O cerco seletivo do 8 de Janeiro e os alvos em Mato Grosso do Sul
Investigações sobre os atos de Brasília avançaram sobre empresários, lideranças civis e militantes conservadores sul-mato-grossenses, enquanto suspeitas de articulação à distância seguem em disputa narrativa
Passados os episódios de 8 de janeiro de 2023, em Brasília, quando prédios dos Três Poderes foram invadidos e vandalizados, a atuação conjunta da Polícia Federal, do Ministério Público Federal e do Judiciário passou a concentrar esforços na identificação de apoiadores, financiadores e incentivadores das manifestações que questionavam o resultado eleitoral que conduziu Luiz Inácio Lula da Silva de volta à Presidência da República.

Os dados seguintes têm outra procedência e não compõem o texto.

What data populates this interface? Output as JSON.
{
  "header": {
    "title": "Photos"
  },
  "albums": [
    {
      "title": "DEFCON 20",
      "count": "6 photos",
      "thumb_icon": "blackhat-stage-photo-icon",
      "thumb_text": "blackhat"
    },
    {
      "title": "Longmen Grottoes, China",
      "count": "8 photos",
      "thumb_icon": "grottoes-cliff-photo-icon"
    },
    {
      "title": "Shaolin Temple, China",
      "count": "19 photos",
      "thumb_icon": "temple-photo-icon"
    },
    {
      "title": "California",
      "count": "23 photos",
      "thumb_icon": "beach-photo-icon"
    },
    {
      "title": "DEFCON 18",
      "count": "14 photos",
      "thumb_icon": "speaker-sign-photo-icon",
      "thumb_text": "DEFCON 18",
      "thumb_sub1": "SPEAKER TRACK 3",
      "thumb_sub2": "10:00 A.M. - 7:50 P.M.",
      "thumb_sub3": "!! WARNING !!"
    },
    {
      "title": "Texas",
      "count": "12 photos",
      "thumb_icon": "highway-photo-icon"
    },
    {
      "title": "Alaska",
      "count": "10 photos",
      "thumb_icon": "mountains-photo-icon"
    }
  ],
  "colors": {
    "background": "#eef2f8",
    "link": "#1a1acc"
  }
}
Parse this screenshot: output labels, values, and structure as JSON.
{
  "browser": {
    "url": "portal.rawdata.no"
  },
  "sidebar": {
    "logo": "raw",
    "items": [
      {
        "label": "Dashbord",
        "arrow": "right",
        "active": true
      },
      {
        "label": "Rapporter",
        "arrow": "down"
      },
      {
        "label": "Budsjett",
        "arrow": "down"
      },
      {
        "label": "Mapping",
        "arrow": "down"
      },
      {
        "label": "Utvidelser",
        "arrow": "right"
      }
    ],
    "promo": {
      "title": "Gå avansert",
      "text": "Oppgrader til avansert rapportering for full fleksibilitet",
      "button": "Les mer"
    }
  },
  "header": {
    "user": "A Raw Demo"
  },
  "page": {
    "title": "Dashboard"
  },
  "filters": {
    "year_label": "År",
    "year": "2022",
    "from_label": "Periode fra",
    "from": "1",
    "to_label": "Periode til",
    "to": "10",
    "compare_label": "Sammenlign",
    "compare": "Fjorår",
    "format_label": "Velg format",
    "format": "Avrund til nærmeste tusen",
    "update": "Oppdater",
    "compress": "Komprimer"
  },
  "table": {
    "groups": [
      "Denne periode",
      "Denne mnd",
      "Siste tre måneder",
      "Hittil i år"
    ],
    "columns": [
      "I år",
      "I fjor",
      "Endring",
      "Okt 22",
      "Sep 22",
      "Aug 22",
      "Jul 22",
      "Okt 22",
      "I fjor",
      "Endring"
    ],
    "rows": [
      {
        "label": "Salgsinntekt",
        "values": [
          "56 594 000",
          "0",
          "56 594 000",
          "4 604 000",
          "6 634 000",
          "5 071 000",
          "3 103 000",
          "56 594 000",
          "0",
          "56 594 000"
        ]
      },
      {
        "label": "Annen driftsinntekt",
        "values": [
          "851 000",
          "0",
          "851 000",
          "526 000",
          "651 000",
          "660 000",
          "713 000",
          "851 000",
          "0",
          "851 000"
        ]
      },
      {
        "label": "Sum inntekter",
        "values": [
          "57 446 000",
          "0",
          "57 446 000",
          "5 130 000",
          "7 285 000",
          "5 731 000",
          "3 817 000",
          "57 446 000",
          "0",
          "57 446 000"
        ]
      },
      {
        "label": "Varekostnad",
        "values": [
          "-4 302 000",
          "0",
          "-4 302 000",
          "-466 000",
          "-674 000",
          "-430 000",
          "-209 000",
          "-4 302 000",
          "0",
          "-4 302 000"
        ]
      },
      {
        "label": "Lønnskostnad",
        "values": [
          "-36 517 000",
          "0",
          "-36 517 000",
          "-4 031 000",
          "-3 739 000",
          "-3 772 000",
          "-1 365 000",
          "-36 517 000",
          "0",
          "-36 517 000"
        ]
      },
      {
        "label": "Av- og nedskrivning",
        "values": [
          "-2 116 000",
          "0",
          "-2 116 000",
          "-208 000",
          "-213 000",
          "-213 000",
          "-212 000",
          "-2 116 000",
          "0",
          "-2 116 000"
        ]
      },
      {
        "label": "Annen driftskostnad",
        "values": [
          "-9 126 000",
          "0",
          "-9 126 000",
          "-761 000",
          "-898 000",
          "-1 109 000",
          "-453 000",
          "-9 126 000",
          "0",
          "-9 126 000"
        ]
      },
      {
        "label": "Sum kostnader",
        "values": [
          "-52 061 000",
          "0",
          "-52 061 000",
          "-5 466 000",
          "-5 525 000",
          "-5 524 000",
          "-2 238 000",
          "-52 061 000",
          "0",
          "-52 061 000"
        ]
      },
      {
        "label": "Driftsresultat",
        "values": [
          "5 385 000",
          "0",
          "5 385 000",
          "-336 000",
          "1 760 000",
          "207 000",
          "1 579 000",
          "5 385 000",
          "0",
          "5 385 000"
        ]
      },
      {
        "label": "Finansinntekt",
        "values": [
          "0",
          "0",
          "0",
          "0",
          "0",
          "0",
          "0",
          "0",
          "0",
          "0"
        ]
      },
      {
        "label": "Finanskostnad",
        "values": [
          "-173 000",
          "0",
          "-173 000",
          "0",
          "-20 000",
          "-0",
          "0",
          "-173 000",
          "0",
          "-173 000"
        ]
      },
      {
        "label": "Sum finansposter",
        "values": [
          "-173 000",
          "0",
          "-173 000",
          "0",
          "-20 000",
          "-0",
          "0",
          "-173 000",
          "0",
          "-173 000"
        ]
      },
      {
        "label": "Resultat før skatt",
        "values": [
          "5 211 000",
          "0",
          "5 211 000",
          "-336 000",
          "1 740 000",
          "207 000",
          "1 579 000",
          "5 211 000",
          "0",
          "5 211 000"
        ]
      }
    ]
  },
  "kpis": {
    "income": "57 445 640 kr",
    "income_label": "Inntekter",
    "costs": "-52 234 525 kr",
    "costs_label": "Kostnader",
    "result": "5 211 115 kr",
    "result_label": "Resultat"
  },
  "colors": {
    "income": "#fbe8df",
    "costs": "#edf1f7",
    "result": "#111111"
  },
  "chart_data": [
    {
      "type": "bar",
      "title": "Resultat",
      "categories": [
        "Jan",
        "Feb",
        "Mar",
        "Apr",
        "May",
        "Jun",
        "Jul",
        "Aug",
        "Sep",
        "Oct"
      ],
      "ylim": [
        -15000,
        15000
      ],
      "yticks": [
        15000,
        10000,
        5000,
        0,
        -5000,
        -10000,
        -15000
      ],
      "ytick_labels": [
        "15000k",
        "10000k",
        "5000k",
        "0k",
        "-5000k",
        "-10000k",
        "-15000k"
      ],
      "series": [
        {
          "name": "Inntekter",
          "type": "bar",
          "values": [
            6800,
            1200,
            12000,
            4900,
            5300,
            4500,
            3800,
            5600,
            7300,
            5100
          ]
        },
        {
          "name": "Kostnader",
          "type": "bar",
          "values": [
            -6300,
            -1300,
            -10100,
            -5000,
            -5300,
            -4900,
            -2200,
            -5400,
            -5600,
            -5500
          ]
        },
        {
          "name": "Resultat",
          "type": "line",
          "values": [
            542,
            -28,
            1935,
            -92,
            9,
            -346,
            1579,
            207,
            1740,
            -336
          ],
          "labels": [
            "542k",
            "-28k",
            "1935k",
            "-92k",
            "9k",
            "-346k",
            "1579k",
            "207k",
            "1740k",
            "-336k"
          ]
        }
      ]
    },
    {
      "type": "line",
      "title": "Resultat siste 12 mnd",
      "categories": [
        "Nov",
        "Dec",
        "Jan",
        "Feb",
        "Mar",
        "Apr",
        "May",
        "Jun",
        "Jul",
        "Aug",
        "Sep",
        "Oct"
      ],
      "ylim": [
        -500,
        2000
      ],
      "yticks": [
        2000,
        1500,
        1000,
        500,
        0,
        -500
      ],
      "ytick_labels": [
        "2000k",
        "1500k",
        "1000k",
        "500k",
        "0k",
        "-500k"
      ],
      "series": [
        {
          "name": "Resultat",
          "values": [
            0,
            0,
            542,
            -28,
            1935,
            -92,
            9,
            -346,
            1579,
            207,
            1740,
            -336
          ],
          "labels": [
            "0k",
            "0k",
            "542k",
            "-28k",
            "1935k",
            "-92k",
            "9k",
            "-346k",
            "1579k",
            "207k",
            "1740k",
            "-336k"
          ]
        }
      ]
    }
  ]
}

Embora milhares de manifestantes tenham sido presos, investigados ou submetidos a medidas cautelares, cresce o debate entre juristas e setores conservadores sobre a seletividade das investigações e o uso político do episódio como instrumento de intimidação contra a direita organizada.
Mato Grosso do Sul, estado historicamente identificado com pautas conservadoras, entrou no radar das autoridades federais como um dos polos de apoio logístico e humano às mobilizações em Brasília. Entre os nomes citados em investigações e reportagens estão integrantes da Associação Comercial e Industrial de Campo Grande (ACICG) e o advogado Roberto Oshiro, então 1º secretário da entidade.
Segundo registros de redes sociais e mensagens posteriormente analisadas, Oshiro teria atuado na mobilização de apoiadores, incentivando o deslocamento de manifestantes à capital federal. Em uma das conversas divulgadas, o advogado comemora a invasão dos prédios públicos e menciona a organização de transporte, afirmando: “Estou organizando um ônibus também. Com o pastor Anderson!”.
As postagens, feitas de forma aberta nas redes sociais no próprio dia 8 de janeiro, demonstram, segundo investigadores, que não havia preocupação com a exposição pública das ações, o que posteriormente serviu como base para pedidos de apuração criminal.
Outro nome citado em diálogos é o da rede campo-grandense Drogaria Freire, de razão social Azpt Medicamentos e Perfumaria Ltda, vinculada aos empresários Antônio Freire, Zélia Nolasco, Patrícia e Tales Freire. A empresa aparece em conversas associadas ao apoio financeiro às mobilizações, o que também passou a ser objeto de investigação.
De acordo com informações apuradas, os valores arrecadados via PIX para custear deslocamentos e despesas dos manifestantes teriam sido direcionados a Rodrigo de Souza Lins, figura ligada ao PRTB, partido do ex-candidato ao governo de Mato Grosso do Sul, Capitão Contar. Lins e Aline Paiva Lopes, assessora parlamentar do vereador Rafael Tavares, foram alvos da 16ª fase da Operação Lesa Pátria, que buscou identificar os supostos articuladores e financiadores do ataque às sedes dos Três Poderes.
Além deles, outros nomes aparecem em grupos de mensagens analisados pela Polícia Federal, como Nilsom Collor, Valéria, Jose, Juliana Arantas, Augusto, além de contatos identificados como CJE e Dona Reni.
Para setores da direita, o caso evidencia um movimento de criminalização ampla do ativismo conservador, com empresários, líderes civis e militantes sendo expostos e investigados por manifestações políticas, enquanto permanece o questionamento sobre a real existência de uma estrutura organizada capaz de promover um golpe de Estado.
O 8 de janeiro segue, assim, como um divisor de águas no cenário político nacional: de um lado, o discurso oficial de defesa da democracia; de outro, a percepção crescente de que o episódio se transformou em ferramenta para consolidar poder, silenciar opositores e intimidar a direita fora do eixo institucional de Brasília.